Luego de años de neoliberalismo en América Latina, con el nuevo siglo hubo una ola de democratización popular liderados por Lula en Brasil, Lugo en Paraguay, Chávez en Venezuela, Néstor y Cristina Kirchner en Argentina, Correa en Ecuador, Evo Morales en Bolivia, además de los triunfos del Frente Amplio en Uruguay, del socialismo en Chile y de varios gobiernos progresistas en América Central y el Caribe.
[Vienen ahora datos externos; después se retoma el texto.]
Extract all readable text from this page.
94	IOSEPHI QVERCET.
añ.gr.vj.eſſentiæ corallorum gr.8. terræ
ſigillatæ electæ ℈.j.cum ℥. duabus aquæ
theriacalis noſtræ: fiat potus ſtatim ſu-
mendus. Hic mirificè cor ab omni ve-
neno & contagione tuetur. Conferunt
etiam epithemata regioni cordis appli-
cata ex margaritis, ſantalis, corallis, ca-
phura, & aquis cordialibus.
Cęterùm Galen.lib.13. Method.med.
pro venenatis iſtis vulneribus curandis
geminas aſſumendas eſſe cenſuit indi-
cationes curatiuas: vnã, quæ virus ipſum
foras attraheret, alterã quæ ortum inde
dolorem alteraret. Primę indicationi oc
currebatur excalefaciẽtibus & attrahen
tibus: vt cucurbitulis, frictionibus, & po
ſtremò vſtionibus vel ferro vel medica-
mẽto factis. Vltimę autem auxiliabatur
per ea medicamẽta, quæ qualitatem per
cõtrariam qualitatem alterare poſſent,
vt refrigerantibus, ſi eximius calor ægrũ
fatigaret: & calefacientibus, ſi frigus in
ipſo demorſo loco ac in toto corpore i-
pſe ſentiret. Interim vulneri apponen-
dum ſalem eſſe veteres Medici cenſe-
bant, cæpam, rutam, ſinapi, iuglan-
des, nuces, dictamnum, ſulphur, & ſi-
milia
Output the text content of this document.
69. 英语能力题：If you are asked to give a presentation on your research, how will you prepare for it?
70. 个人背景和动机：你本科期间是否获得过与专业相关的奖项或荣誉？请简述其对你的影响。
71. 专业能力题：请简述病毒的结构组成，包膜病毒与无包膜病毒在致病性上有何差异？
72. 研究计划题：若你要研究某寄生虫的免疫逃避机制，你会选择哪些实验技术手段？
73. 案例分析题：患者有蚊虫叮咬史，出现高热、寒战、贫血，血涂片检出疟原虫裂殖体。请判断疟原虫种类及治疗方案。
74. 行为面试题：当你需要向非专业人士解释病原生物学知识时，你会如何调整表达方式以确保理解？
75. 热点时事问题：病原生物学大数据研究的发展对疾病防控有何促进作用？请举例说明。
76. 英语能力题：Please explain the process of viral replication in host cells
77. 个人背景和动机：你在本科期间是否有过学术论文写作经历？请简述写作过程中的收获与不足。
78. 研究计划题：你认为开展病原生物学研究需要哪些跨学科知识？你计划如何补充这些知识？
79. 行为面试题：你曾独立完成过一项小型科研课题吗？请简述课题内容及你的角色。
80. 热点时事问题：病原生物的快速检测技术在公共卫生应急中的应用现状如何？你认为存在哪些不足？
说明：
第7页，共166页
El enfrentamiento a esa ola estuvo encabezado por Estados Unidos y las oligarquías locales, con un mismo patrón en todos los casos: denuncias de supuesta corrupción, campañas con noticias falsas de una prensa uniformada, financiamiento a movimientos opositores. Comenzó con un golpe blando en Honduras y otro en el Paraguay, el juicio político a la presidenta Dilma Rousseff y el encarcelamiento sin pruebas del expresidente y principal candidato a presidente, Lula da Silva, el ajustado triunfo electoral de Macri en el 2015, la captación de Lenin Moreno en Ecuador, y la política de aislamiento económico a Venezuela.

Esa nueva ola parece que tiene vida corta. A partir de las elecciones en México, en el 2018, todo indica que ha entrado en el ocaso: el nuevo fracaso económico y social de sus políticas ha causado el hartazgo popular, con grandes manifestaciones y disturbios en Chile y Ecuador, crisis profunda en Brasil, salida electoral en Argentina y reelección de Evo Morales en Bolivia.

Por el bien de América Latina, esperemos que sea realmente el ocaso y que éste sea definitivo.